The History of the Party of the Right

The Party of the Right was formed in the Spring of 1953 by dissatisfied members of the original Conservative Party of the Yale Political Union (later rechristened as the Independent Party) after that Party had endorsed Adlai Stevenson as “the conservative candidate for President.”

By the end of the 1950s many of the Party’s enduring Traditions had already been established, although it was not until the 1960s that the Party really began to understand itself as “Conservatism reborn in Brotherhood.” It was during this time that the Party Project of making Great Men really took off.

Due to a membership that included Conservatives of every stripe, the Party found a dynamic tension between Libertarians and Traditionalists in the early 1970s that has been its hallmark for decades.
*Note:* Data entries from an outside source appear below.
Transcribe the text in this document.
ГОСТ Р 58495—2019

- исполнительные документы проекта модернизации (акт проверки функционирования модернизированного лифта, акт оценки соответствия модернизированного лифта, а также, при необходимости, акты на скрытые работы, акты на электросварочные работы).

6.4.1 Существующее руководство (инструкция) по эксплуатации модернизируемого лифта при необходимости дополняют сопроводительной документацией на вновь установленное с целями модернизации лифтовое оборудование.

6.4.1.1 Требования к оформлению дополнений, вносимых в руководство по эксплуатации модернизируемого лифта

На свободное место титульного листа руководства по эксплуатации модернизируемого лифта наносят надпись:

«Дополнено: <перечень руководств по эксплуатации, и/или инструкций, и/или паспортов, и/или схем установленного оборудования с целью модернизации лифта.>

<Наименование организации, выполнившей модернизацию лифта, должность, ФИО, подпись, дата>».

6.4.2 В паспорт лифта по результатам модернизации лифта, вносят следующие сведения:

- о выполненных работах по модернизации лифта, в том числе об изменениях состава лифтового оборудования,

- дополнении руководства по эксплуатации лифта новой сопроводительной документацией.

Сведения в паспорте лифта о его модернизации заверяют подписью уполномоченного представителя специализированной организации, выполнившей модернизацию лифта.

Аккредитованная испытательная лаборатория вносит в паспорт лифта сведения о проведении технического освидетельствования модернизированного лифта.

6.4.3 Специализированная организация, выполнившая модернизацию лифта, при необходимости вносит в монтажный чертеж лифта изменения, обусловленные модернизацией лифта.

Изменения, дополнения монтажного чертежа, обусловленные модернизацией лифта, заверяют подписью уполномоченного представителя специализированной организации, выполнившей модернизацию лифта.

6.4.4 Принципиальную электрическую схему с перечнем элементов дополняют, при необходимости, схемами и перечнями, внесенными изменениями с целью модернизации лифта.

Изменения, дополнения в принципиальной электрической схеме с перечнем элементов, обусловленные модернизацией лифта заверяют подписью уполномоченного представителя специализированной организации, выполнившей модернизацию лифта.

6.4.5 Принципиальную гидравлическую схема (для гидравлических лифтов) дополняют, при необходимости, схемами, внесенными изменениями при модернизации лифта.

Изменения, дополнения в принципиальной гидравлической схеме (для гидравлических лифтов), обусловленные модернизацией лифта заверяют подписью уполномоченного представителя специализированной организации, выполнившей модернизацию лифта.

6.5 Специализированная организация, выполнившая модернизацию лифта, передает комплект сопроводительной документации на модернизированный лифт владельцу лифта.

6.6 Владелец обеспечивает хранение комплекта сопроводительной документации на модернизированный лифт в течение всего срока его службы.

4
Thus, the debates that animate American Conservatism find a permanent home in the Party of the Right.

Membership in the Party of the Right is elective and lasts “for life at least.” Despite this promise, certain Members disaffected by the political process left to form both the Tory and Conservative Parties of the Yale Political Union in 1971 and 1996 respectively. Nevertheless, the Party has continued to prosper.

The Party of the Right has always maintained strong ties with its alumni membership and recently celebrated its Sixtieth Anniversary, for which scores of alumni returned to Yale.

Much of Party History is reserved to the Oral Tradition, although a good deal of it is largely unclear.